Direct Dynamics with Applications to Photochemical Reactivity

Barry Robert Smith
January 1998
Department of Chemistry
King's College London

Abstract

Traditional techniques for computing classical trajectories are problematic when dealing with many degrees of freedom. One might usually expect to map-out the entire potential energy surface (PES) before starting the calculation. Direct dynamics is a method which overcomes this problem by removing the need to compute the PES explicitly.

When studying photochemical systems one encounters a fundamental problem: the detailed bond-breaking / bond-making processes which occur in these reactions must be modelled using some form of quantum-mechanical potential surface. An efficient solution is to employ a hybrid potential, which utilises a combination of quantum and classical theory to generate the electronic structure data required for a trajectory.

This thesis describes a method which combines direct dynamics with a hybrid potential -- MM-VB (molecular mechanics with valence bond) -- making it possible to study the dynamics of quite large organic photochemical systems without neglecting any degrees of freedom at all. Conical intersections (surface crossings) play a fundamental role in photochemical mechanisms. To simulate transfer through an intersection, a trajectory-surface-hopping (TSH) algorithm is used.

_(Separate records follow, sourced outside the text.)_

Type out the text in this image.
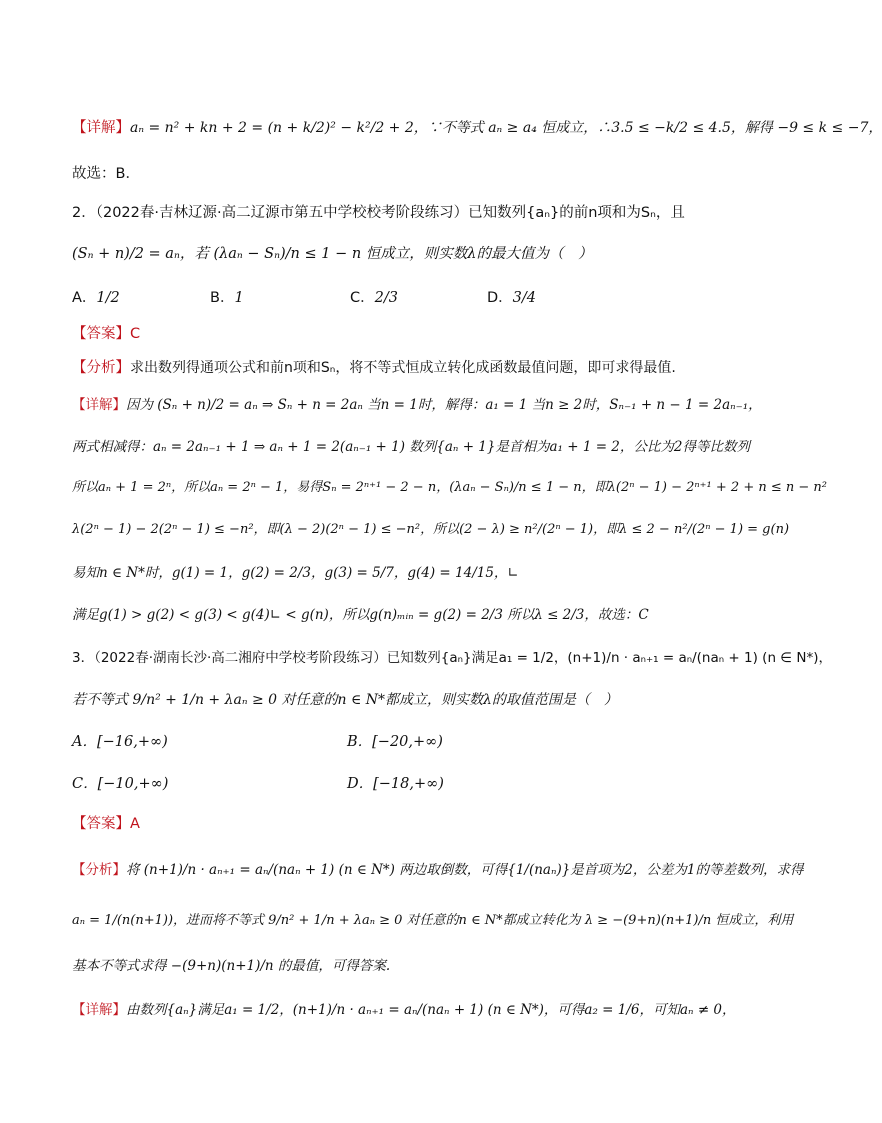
【详解】aₙ = n² + kn + 2 = (n + k/2)² − k²/2 + 2，∵不等式 aₙ ≥ a₄ 恒成立，∴3.5 ≤ −k/2 ≤ 4.5，解得 −9 ≤ k ≤ −7，
故选：B．
2．（2022春·吉林辽源·高二辽源市第五中学校校考阶段练习）已知数列{aₙ}的前n项和为Sₙ，且
(Sₙ + n)/2 = aₙ，若 (λaₙ − Sₙ)/n ≤ 1 − n 恒成立，则实数λ的最大值为（　）
A．1/2	B．1	C．2/3	D．3/4
【答案】C
【分析】求出数列得通项公式和前n项和Sₙ，将不等式恒成立转化成函数最值问题，即可求得最值.
【详解】因为 (Sₙ + n)/2 = aₙ ⇒ Sₙ + n = 2aₙ 当n = 1时，解得：a₁ = 1 当n ≥ 2时，Sₙ₋₁ + n − 1 = 2aₙ₋₁，
两式相减得：aₙ = 2aₙ₋₁ + 1 ⇒ aₙ + 1 = 2(aₙ₋₁ + 1) 数列{aₙ + 1}是首相为a₁ + 1 = 2，公比为2得等比数列
所以aₙ + 1 = 2ⁿ，所以aₙ = 2ⁿ − 1，易得Sₙ = 2ⁿ⁺¹ − 2 − n，(λaₙ − Sₙ)/n ≤ 1 − n，即λ(2ⁿ − 1) − 2ⁿ⁺¹ + 2 + n ≤ n − n²
λ(2ⁿ − 1) − 2(2ⁿ − 1) ≤ −n²，即(λ − 2)(2ⁿ − 1) ≤ −n²，所以(2 − λ) ≥ n²/(2ⁿ − 1)，即λ ≤ 2 − n²/(2ⁿ − 1) = g(n)
易知n ∈ N*时，g(1) = 1，g(2) = 2/3，g(3) = 5/7，g(4) = 14/15，∟
满足g(1) > g(2) < g(3) < g(4)∟ < g(n)，所以g(n)ₘᵢₙ = g(2) = 2/3 所以λ ≤ 2/3，故选：C
3．（2022春·湖南长沙·高二湘府中学校考阶段练习）已知数列{aₙ}满足a₁ = 1/2，(n+1)/n · aₙ₊₁ = aₙ/(naₙ + 1) (n ∈ N*)，
若不等式 9/n² + 1/n + λaₙ ≥ 0 对任意的n ∈ N*都成立，则实数λ的取值范围是（　）
A．[−16,+∞)	B．[−20,+∞)
C．[−10,+∞)	D．[−18,+∞)
【答案】A
【分析】将 (n+1)/n · aₙ₊₁ = aₙ/(naₙ + 1) (n ∈ N*) 两边取倒数，可得{1/(naₙ)}是首项为2，公差为1的等差数列，求得
aₙ = 1/(n(n+1))，进而将不等式 9/n² + 1/n + λaₙ ≥ 0 对任意的n ∈ N*都成立转化为 λ ≥ −(9+n)(n+1)/n 恒成立，利用
基本不等式求得 −(9+n)(n+1)/n 的最值，可得答案.
【详解】由数列{aₙ}满足a₁ = 1/2，(n+1)/n · aₙ₊₁ = aₙ/(naₙ + 1) (n ∈ N*)，可得a₂ = 1/6，可知aₙ ≠ 0，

Our aim is to understand the factors which control photoproduct distribution, and to examine general dynamic effects caused by the reaction path and surface topology. The first four reactions we have studied involve the photochemistry of azulene, benzene, cyclohexadiene/hexatriene and all-trans octatetraene, respectively. Full dynamics involving all degrees of freedom have never before been computed for any of these systems. The fifth application chapter documents some interesting soliton-type dynamics which we predict can occur in linear polyenes, via a conical intersection mechanism. The final project, a host-guest study using a cyclodextrin cavity, demonstrates the effectiveness of MM-VB direct dynamics for studying large systems.